JAKARTA, SATUHARAPAN.COM – Pemerintah Provinsi DKI Jakarta berencana akan membangun sekolah ala pesantren atau asrama untuk anak-anak korban eksploitasi yang dipaksa oleh orang tuanya bekerja atau yang ikut orang tuanya mengemis di jalan.

“Tahun ini kita bangun yang 2.000 anak di yayasan Pondok Karya Pembangunan. Sekolah sekuler tapi seperti pesantren,” kata Gubernur DKI Basuki Tjahaja Purnama, di Balai Kota DKI Jakarta, hari Senin (28/3).

Menurutnya, anak-anak korban eksploitasi ini harus mendapatkan pendidikan yang layak karena orang tua mereka tidak mampu bahkan tidak mau menyekolahkan mereka.

Sedangkan bagi orang tua yang memang mengemis untuk cari makan, pria yang dikenal dengan nama Ahok ini akan menampung mereka di panti sosial.

Ahok menampik tuduhan bahwa tak terkontrolnya jumlah pengemis di DKI Jakarta karena Pemprov kekurangan tenaga. Menurutnya, permasalahan yang utama adalah seringkali petugas yang mendapatkan mandat untuk menertibkan gelandangan dan pengemis itu mendapatkan uang dari mereka.
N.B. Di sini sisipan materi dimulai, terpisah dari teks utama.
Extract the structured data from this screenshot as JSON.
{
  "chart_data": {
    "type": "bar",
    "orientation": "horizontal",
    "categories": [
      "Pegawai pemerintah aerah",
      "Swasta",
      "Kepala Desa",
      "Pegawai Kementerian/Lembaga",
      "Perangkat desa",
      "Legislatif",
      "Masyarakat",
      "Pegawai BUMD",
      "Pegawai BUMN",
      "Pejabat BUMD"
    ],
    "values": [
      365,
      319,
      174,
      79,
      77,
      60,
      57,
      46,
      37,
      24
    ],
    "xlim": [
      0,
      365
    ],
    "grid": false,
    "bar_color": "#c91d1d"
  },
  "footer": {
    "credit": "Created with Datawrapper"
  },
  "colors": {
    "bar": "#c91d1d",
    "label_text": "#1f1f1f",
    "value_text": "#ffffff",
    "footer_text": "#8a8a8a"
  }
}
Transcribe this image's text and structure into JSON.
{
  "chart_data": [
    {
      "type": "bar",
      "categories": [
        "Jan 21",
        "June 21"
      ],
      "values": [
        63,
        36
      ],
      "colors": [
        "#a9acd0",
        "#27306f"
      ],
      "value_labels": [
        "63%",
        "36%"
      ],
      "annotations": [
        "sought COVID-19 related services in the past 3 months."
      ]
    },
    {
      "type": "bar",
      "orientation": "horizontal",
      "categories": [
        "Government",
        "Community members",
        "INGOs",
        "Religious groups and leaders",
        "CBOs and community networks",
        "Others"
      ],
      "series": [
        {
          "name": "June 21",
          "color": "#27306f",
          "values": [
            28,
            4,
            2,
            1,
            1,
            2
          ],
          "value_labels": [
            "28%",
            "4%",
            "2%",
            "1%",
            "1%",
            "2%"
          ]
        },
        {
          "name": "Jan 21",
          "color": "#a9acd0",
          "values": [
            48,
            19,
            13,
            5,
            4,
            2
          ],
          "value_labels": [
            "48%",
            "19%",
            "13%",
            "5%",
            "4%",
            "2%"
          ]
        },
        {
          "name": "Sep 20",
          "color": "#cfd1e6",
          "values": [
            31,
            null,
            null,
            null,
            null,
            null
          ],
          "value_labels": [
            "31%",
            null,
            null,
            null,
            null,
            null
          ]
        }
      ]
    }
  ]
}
“Sebetulnya bukan kurang SDM (sumber daya manusia). SDM pegawai harian kita juga ada masalah. Saya sudah lihat di lapangan kok. Mereka (petugas) juga sebenarnya manfaatin posisi, tawar-menawar. Ini kan memang sudah sistem lama,” kata dia.

 Selain itu, warga Jakarta juga kerap memberikan uang kepada pengemis atau pengamen. Padahal pihak Pemprov sudah mengeluarkan aturan yang melarang memberikan uang kepada mereka.

Larangan tentang pengemis di Jakarta telah diatur dalam Peraturan Daerah (Perda) DKI Nomor 8 Tahun 2007 tentang Ketertiban Umum. Dalam Pasal 40 perda tersebut, setiap orang atau badan dilarang menjadi pengemis, pengamen, pedagang asongan, dan pengelap mobil.

Larangan juga termasuk menyuruh orang lain menjadi pengemis, pengamen, pedagang asongan, dan pengelap mobil. Orang atau badan pun dilarang membeli kepada pedagang asongan atau memberikan sejumlah uang atau barang kepada pengemis, pengamen, dan pengelap mobil.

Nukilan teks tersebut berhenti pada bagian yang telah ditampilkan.